My bowlback isn't Tupperware!

John Flynn
Jan-17-2005, 11:07am
I have a little pen-sized diamond sharpener made by "EZE-LAP" of Westminster, CA. It has a groove in it that is supposed to be for sharpening fishhooks. I finish/refinish pick edges with it. Contrary to what you would expect, it does not put a really sharp edge on a pick. It does put a kind of micro-fine rounded edge on it, which I like a lot. I have used it on a lot of picks, but it works particularly well on my fave, the Ultex 1.0 teardrop. I don't work on the Ultex's when they are new. I like the edge they come with. But after I play them for a while, the edges get rough spots and nicks. The fish hook sharpener brings them back to the edge they had when they were new.

AlanN
Jan-17-2005, 11:09am
For me, just playing the mandolin with my fave pick puts whatever edge I need on the thing.

glauber
Jan-17-2005, 11:19am
I have a little pen-sized diamond sharpener made by "EZE-LAP" of Westminster, CA. It has a groove in it that is supposed to be for sharpening fishhooks.
I think that's what i got too.

acousticphd
Jan-17-2005, 11:45am
I just started trying this and it's still an experiment. I use a couple different grades of sandpaper followed by buffing using a series of squares cut from Home Depot-type buffing pads. Initially I experimented with modifying point sharpness on Golden Gate picks, but recently I also put a slight bevel on several of the "points". Not too extreme, just maybe working back ~2mm from the edge. It seems beveling sharpens the tone just a bit, but I haven't formed an opinion of whether I like it better or not. I haven't been able to get the surfaces as perfectly smooth as originally, and the rougher surface makes detectably more pick noise.

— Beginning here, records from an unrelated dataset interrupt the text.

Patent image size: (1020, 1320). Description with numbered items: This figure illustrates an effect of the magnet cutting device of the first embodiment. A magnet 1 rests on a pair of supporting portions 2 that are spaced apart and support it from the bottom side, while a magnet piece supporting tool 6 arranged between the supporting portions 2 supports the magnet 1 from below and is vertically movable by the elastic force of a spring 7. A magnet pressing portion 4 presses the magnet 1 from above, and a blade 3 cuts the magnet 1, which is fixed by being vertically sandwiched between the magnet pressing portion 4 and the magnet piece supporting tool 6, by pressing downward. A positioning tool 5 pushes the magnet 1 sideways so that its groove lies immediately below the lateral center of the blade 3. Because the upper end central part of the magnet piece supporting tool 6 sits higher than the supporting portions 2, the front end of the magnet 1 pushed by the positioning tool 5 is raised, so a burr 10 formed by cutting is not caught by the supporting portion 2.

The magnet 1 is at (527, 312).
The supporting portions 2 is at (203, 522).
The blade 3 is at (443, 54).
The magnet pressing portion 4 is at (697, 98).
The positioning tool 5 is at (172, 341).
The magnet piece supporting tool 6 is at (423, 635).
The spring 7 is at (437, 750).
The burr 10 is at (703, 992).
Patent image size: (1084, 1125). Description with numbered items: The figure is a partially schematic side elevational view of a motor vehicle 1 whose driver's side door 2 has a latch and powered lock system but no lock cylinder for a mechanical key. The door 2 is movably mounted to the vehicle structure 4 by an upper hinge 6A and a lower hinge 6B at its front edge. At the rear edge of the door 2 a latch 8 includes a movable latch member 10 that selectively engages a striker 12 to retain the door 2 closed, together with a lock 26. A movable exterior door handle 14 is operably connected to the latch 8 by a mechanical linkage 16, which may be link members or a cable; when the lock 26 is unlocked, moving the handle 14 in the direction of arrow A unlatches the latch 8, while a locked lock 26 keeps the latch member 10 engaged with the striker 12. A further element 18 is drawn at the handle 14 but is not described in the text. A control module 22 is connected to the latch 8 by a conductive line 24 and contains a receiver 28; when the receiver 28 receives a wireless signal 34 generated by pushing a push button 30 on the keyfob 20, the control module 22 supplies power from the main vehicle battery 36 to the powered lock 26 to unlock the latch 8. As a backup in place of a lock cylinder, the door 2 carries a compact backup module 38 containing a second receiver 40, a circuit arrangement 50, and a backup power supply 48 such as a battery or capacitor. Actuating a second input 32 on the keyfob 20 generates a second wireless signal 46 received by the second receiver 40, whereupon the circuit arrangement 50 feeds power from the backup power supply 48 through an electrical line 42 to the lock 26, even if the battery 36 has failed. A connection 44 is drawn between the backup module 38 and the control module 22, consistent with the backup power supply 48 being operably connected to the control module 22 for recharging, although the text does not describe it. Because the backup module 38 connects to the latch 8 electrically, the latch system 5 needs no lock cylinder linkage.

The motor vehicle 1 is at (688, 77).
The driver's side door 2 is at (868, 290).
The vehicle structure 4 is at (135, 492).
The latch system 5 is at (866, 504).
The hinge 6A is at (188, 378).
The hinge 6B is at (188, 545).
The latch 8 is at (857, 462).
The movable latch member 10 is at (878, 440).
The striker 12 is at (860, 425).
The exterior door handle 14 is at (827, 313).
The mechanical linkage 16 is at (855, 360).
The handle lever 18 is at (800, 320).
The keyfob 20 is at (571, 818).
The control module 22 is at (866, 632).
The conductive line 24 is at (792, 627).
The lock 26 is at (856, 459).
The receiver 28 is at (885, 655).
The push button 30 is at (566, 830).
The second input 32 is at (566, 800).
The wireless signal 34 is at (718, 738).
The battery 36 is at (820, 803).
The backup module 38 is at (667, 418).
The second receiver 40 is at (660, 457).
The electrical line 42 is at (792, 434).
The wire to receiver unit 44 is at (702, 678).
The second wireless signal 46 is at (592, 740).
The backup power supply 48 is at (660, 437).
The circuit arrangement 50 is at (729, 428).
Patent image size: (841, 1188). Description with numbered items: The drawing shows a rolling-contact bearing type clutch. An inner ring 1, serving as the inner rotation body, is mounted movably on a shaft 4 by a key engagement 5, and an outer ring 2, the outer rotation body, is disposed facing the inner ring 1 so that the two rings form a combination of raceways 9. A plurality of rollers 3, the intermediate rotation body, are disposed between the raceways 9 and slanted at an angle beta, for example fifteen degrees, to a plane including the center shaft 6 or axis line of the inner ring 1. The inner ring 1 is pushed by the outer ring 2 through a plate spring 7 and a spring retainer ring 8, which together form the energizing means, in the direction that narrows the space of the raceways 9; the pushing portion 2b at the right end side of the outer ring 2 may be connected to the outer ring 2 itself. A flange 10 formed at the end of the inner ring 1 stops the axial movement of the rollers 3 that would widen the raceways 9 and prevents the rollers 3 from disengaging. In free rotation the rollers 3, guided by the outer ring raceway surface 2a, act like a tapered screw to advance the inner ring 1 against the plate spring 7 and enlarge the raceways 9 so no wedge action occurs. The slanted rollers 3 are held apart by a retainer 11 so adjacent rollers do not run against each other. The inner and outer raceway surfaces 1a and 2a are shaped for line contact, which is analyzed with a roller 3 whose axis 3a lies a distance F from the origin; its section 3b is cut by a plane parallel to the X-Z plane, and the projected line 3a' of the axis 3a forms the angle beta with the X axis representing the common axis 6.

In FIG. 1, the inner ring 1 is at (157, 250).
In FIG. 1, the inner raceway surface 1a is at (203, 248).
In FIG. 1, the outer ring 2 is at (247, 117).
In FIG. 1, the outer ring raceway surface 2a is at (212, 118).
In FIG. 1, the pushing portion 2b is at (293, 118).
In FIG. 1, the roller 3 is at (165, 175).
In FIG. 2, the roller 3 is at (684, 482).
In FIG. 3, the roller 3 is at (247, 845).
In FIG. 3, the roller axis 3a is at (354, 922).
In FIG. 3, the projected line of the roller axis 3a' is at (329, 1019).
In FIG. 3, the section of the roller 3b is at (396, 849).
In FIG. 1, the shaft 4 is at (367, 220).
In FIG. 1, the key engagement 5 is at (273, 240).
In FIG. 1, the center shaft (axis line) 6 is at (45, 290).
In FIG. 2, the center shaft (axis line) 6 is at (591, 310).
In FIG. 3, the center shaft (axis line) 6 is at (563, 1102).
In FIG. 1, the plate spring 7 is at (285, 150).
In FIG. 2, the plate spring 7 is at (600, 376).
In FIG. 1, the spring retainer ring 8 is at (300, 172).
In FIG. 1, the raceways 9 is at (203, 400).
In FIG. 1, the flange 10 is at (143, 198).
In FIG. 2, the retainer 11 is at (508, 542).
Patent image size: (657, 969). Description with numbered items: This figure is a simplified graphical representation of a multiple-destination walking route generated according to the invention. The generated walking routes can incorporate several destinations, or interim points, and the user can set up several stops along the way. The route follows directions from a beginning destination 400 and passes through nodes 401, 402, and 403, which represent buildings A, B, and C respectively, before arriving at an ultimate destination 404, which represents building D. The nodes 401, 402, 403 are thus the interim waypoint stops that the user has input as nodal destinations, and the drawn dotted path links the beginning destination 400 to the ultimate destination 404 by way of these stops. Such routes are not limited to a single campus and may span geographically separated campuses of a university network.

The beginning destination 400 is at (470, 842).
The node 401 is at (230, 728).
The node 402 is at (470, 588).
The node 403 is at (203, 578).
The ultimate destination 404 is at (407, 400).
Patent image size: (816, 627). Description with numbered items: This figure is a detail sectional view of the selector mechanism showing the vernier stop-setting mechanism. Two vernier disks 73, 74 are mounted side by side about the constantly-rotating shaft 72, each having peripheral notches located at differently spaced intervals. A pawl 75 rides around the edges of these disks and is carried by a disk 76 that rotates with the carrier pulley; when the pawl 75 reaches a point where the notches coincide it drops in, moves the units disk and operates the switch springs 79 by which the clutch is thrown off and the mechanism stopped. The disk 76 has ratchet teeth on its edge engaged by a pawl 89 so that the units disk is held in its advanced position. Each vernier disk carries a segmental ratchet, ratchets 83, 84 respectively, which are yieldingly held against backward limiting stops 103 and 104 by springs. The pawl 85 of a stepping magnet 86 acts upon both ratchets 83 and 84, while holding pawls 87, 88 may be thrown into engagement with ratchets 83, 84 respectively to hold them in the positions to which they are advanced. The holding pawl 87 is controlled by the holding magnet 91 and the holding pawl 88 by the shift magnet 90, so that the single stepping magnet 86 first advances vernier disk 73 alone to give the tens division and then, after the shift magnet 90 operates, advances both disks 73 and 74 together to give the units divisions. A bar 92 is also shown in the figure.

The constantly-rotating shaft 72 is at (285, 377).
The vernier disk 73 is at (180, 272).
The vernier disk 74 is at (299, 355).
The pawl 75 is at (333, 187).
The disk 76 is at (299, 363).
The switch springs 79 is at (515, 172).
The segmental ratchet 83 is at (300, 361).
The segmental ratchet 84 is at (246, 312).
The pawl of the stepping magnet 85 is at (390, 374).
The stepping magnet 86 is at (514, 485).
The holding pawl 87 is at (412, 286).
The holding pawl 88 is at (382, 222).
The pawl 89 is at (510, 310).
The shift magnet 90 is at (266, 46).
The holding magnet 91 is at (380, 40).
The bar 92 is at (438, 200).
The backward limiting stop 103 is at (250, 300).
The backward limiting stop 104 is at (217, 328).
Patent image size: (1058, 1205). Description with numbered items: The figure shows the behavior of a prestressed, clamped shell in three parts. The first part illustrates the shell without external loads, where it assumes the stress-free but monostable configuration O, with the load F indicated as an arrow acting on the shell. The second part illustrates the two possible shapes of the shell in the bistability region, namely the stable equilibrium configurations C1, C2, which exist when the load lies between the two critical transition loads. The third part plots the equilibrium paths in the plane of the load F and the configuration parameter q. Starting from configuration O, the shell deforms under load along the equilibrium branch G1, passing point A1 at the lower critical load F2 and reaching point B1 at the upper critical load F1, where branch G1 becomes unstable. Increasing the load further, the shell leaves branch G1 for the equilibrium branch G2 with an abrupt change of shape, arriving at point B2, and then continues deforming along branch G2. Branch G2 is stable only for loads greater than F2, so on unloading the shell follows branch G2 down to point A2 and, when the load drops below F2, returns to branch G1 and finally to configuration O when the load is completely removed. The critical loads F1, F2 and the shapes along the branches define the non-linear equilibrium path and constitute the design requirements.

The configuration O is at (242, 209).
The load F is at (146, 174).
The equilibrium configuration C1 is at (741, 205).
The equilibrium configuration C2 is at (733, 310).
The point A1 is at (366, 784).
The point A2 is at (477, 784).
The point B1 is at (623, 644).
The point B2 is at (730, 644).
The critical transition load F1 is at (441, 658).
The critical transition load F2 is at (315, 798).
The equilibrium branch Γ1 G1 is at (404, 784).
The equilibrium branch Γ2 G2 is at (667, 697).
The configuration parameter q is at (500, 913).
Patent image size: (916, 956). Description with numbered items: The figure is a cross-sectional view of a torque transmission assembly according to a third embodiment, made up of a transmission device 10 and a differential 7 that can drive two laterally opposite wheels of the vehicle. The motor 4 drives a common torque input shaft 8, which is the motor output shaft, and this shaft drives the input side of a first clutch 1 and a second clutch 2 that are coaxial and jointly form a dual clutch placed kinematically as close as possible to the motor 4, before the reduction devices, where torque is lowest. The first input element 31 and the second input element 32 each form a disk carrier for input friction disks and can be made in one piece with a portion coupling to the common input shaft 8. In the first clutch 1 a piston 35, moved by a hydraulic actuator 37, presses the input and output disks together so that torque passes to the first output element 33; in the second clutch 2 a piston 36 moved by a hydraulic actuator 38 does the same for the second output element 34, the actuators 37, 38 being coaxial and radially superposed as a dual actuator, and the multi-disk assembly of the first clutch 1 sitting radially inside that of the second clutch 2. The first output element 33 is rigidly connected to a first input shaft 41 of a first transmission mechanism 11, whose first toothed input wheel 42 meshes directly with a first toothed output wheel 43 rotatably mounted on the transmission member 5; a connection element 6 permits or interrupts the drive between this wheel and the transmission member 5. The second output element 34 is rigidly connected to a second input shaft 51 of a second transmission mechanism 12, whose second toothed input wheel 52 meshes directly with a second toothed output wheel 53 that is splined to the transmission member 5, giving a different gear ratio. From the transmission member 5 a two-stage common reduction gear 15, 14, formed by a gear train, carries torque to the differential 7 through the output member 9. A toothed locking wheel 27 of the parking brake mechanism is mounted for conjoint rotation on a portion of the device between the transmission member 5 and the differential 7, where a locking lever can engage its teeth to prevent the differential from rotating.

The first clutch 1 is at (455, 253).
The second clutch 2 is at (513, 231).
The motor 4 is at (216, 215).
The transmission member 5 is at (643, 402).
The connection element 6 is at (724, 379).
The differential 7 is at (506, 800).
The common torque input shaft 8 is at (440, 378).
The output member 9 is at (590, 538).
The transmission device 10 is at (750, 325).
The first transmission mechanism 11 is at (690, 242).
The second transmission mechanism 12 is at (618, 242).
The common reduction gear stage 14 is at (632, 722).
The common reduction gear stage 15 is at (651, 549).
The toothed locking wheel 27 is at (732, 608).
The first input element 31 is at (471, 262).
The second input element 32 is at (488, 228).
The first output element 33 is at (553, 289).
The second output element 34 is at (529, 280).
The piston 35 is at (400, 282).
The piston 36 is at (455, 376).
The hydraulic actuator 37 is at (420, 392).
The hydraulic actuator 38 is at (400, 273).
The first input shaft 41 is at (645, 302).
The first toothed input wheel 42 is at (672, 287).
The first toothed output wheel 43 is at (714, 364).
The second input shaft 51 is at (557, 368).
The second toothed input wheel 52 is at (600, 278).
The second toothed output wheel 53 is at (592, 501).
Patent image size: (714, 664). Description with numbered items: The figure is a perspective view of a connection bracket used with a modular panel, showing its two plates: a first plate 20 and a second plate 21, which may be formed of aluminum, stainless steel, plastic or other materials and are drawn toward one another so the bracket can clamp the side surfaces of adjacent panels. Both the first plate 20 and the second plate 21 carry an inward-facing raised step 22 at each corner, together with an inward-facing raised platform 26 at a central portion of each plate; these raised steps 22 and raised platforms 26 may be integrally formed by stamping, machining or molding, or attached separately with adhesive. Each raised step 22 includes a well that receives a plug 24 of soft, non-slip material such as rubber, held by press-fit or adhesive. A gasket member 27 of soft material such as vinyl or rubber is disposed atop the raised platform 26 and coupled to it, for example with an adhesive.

I also just bought a couple of those ultrahard wood picks (lignum vitae, whatever that is) from Surfpicks. These had only one finished point, with the rest just roughed out and and much thicker, about 2-3 mm in the center. I worked the points down to where they were a little sharper and more beveled than the regular Golden Gate. On the first couple trials, I thought I liked the wood better, but after swapping back and forth, I'm not sure any more. The stock GG, maybe with a little beveling, seems to be my preference so far.

Bob A
Jan-18-2005, 5:29pm
I have a few Santos Supreme picks from the thirties. They were made with a sort of chisel-pointed bevel on the main point, which is good for a bright treble. I mainly use the two other more rounded points, and the pick is a close approximation of the proscribed tortoise picks.

Sadly the supply of Santos picks is even more limited than the more illegal types.

mandolooter
Jan-18-2005, 6:40pm
I used to bevel mine pick until a local instructor/picker said she just rounds her's evenly. I gave it a try and found without the beveled edge it did seem to work better, especially for tremolo which Im very fond of and use a lot in my playing. #As a side note after a few weeks of playing I have to reshape to REMOVE the naturally occuring bevel the pick takes on from string contact. Her reasoning was with the bevel a certain pick angle must be maintained to reap the bennies and without thats not necessary. All in all its not a real big deal either way with the most important thing being a nice smooth and polished area where the pick makes contact with the strings. #A quick buffing with those nail file thingies will do wonders to just about any pick. YMMV

G_Smolt
Jan-18-2005, 7:09pm
I used to maintain the perfectly rounded edge on my picks, sometimes refinishing them after 4-5 hours of play...

I started recently experimenting with beveling, starting with the "propellor" effect that AlanN talks about. I would wear the heck out of one corner of the pick, then duplicate that bevel on the other 2 points...Worked pretty well. Now I get a consistent, reproducible tone with whichever corner I happen to be gripping.

My newest fave pick is a 2.1mm TS "slab", sanded level, but unfinished on all but the beveled points. Even there I left some texture. Normally, after a 200-400-600grit sequence, I would continue with 1000 then rouge on a buffing wheel, but this time I stopped at 600 and "Buffed" using a thick cotton material (...okay, I used the side of my Futon). By "picking" on the cotton material, i buffed out the playing surfaces of the pick.

So far, I really like this pick. I get a good, heavy attack on singles, nice glide on doublestops, and good tremelo "swish" when I need it...IMHO, this is due to both the thickness of the pick as well as the beveling consistent with my normal pickstroke.

Give beveling a shot...use a cheap pick first http://www.mandolincafe.net/iB_html/non-cgi/emoticons/mandosmiley.gif

GeoMandoAlex
Jan-20-2005, 9:56pm
I try and bevel my mock tortis picks simiar to the Wegen picks. Can't quite get the right bevel, but I'm having fun tyring to get it and they don't sound to bad either.